When there are so many things to sign, one feels a little as if one’s attending a church ceremony: one doesn’t precisely understand everything, one only knows that everything that’s happening is very important. And this is also the case now. We’ve signed this many agreements because so far Kyrgyz-Hungarian relations have been a somewhat neglected area of our system of foreign relations. The visit of the President – whom I’m honoured to welcome here today – is a special occasion, because at last it gives these relations the kind of content that’s warranted by the friendly feelings between our two nations. At secondary school, every Hungarian of our generation – when the habit of reading was more widespread than it is today – read Kyrgyz short stories or novels: in the communist era book publishers did not neglect the translation of Kyrgyz literature into Hungarian. And so our generation had access to this culture in the Hungarian language. I’m telling you this because for Hungary the importance of a country is not only determined by its population, the size of its territory or its GDP per capita, but also by its cultural achievements. So it’s no accident that at today’s talks the Hungarian government was represented in such large numbers. This is one way in which we’re expressing our respect for Kyrgyzstan and the cultural works which it has contributed to the culture of mankind. So we’re proud to be able to welcome the Honourable President. And it was especially gratifying that during our talks he made it clear that people in Kyrgyzstan are aware that at one point in time, a long time ago, the Kyrgyz and Hungarians were part of the same people. I can only add that our fates were intertwined not only in the distant past, but also more recently: Kyrgyzstan was finally able to regain its independence with the disintegration of the Soviet Union, and that entire process required that in Hungary we first toppled communism and forced Soviet troops to leave. So events that fundamentally determined the fates of the two nations occurred not only in the distant past, but also in modern times.
Ladies and Gentlemen,
We originally expected the President in April, but the pandemic made that visit impossible. As you’ll recall, in the first phase of the pandemic Hungary sought to contain the virus by effectively putting life on hold wherever we could, as we were facing an unknown enemy and we didn’t understand the nature of the pandemic. Now we are wiser, Honourable President, and in the second wave – as here in Europe and in Hungary we’re experiencing a second wave – we’re pursuing a different defence strategy. The precept of our present defence strategy is that the country, Hungary, must continue functioning. This means that diplomacy must function, and our foreign relations must also function; we must not neglect them either. So I’m informing the public that in Hungary diplomacy is continuing, though not with the usual impetus: we’ll be receiving guests in the near future, and we’ll also visit countries that are important for us. So, Honourable President, thank you for your visit now, which you were unable to make in April, and for enabling us to welcome you here.

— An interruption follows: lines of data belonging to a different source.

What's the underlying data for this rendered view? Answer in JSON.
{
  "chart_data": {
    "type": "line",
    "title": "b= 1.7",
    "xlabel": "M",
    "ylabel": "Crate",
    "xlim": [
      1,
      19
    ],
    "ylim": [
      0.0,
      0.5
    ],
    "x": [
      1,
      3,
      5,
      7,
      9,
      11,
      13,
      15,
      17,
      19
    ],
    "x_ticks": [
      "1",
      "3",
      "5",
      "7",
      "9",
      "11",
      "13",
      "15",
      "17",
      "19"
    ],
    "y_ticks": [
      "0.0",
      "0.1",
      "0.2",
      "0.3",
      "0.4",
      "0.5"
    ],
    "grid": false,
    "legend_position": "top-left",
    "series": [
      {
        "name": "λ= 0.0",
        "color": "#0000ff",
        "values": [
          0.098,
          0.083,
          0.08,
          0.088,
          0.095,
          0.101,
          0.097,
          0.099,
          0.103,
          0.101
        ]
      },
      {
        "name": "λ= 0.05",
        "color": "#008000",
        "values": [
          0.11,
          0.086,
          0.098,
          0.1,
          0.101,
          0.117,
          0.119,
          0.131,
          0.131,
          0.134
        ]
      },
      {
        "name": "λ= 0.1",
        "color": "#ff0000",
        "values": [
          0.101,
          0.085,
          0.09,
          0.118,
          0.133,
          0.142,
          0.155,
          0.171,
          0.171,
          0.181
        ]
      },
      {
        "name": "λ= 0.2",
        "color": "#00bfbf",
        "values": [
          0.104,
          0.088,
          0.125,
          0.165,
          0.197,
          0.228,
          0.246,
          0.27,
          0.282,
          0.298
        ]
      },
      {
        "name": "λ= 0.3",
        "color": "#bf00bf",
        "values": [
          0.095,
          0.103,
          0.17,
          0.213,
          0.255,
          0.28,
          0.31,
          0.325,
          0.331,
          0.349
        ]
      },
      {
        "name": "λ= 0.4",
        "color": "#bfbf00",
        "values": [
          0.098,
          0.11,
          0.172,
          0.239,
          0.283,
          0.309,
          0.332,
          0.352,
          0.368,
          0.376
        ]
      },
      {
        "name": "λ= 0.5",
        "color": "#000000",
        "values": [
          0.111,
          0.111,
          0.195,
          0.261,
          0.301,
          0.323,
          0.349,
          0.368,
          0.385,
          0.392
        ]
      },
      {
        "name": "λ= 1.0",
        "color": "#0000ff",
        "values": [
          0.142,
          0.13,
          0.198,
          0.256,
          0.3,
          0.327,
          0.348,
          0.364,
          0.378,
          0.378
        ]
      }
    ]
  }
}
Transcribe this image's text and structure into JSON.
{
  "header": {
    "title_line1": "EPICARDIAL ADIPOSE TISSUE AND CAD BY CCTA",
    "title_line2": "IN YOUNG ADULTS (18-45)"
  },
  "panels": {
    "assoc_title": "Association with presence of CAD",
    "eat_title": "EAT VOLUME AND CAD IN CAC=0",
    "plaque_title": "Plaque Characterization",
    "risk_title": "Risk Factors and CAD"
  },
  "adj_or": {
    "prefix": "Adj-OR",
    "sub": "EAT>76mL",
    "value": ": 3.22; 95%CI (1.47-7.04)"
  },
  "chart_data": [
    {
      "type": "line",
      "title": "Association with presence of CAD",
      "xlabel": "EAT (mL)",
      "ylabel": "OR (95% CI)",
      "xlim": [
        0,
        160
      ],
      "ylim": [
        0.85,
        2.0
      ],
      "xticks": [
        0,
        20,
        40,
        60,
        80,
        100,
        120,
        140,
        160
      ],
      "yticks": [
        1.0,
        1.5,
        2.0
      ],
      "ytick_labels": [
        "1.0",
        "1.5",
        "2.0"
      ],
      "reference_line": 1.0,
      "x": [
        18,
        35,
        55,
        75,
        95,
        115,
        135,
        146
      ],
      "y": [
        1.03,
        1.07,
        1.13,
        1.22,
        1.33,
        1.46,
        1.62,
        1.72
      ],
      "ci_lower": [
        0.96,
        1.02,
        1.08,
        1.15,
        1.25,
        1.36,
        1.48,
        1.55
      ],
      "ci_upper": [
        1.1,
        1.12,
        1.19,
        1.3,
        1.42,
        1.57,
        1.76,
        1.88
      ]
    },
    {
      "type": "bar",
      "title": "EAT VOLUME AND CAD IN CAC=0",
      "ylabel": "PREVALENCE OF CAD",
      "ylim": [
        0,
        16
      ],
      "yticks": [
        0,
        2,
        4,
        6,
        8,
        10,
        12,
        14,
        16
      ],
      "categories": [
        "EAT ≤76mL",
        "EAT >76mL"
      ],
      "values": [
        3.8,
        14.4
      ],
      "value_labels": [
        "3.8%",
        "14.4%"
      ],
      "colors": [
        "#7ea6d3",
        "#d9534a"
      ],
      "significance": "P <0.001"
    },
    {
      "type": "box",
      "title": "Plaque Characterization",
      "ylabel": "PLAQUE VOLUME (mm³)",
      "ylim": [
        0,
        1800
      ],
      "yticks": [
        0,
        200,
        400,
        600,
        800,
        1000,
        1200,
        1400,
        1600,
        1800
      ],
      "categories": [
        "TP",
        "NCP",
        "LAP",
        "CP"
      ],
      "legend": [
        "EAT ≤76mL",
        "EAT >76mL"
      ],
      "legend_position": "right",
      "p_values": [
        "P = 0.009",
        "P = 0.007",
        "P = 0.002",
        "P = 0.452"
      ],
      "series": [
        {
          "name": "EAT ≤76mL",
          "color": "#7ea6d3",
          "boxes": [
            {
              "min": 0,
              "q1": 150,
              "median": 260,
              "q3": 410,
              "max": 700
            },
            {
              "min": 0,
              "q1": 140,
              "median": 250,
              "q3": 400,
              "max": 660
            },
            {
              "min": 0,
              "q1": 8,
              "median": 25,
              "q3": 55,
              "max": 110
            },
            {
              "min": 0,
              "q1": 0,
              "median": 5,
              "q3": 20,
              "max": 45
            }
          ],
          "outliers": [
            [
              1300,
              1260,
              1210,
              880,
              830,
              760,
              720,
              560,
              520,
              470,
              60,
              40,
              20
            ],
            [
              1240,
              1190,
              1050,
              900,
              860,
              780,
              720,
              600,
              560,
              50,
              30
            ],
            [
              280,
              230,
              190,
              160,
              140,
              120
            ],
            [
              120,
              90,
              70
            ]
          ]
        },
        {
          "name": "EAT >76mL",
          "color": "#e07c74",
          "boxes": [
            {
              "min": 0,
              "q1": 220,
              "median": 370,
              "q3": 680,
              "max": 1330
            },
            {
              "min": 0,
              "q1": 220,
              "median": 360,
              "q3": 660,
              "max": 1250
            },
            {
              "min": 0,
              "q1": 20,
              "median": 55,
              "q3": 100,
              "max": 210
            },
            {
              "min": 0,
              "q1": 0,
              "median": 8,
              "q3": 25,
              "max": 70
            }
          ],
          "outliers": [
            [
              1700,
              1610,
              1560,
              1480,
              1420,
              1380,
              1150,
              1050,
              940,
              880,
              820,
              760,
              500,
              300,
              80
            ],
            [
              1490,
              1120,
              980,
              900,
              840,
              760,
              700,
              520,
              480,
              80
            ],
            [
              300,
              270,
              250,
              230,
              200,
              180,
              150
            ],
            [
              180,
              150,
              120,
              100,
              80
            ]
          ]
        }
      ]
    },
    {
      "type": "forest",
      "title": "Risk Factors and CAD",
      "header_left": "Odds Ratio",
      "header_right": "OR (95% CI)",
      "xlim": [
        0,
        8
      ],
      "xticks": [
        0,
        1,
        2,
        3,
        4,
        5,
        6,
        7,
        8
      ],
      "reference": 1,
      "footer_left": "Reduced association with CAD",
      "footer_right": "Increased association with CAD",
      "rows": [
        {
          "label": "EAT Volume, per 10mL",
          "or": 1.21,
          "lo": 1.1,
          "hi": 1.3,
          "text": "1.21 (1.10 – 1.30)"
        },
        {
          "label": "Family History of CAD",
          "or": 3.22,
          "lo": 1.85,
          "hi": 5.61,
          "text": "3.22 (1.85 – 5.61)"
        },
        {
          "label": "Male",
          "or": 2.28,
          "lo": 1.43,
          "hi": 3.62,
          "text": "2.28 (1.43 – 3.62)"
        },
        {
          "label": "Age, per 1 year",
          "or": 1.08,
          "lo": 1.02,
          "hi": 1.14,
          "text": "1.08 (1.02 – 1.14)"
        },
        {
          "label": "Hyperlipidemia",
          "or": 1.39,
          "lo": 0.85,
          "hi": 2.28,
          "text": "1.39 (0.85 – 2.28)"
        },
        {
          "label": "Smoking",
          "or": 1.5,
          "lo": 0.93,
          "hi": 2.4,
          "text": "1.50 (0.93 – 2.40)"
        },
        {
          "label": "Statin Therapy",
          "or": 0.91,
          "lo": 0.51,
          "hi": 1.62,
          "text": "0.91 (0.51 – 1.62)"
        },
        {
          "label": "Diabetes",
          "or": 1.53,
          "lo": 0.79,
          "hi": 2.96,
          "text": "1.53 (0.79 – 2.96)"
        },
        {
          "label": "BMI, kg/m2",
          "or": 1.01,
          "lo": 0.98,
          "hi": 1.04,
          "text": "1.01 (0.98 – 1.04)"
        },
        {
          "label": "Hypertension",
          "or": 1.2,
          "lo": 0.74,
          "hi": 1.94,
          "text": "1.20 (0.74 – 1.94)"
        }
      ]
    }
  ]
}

I’d like to highlight a few specific issues. The agreements signed today include the setting up of a Kyrgyz-Hungarian development fund worth 50 million dollars, designed to finance cooperation between the two countries – particularly joint ventures. The President and I agreed that if this fund is used up we will be ready to increase the allocation. Today the greatest obstacle to experiencing in daily life the shared origins and friendship between our two nations is geographical distance. If we want this feeling of kinship and relations between us to be part of daily life, and not simply the privilege of diplomacy, we must link the two countries with an air route: a direct air route. The President and I agreed that by all means we must establish a direct air route between Bishkek and Budapest. The legal and financial conditions for this are in place, and we hope that this service will start soon. I’d also like to inform you that at present Hungary provides 75 state scholarships for Kyrgyz students. As a result of today’s talks, we’ve agreed to raise this number to 150. We believe that friendship is important not only in the present, but also in the future – and the future is in young people’s hands. Therefore our country’s young people should get to know your people’s culture, and vice versa; and one of the best means of achieving this is a system of scholarships, which – as you see – Hungary will extend. Finally, I can inform you that the President and I agreed that Hungary will be given an opportunity to invest in certain sectors in Kyrgyzstan. The Hungarian economy will take this opportunity, and we will also appear in the Kyrgyz economy’s market wherever we have the appropriate technology.
Honourable President, let me reiterate how grateful we are for your visit.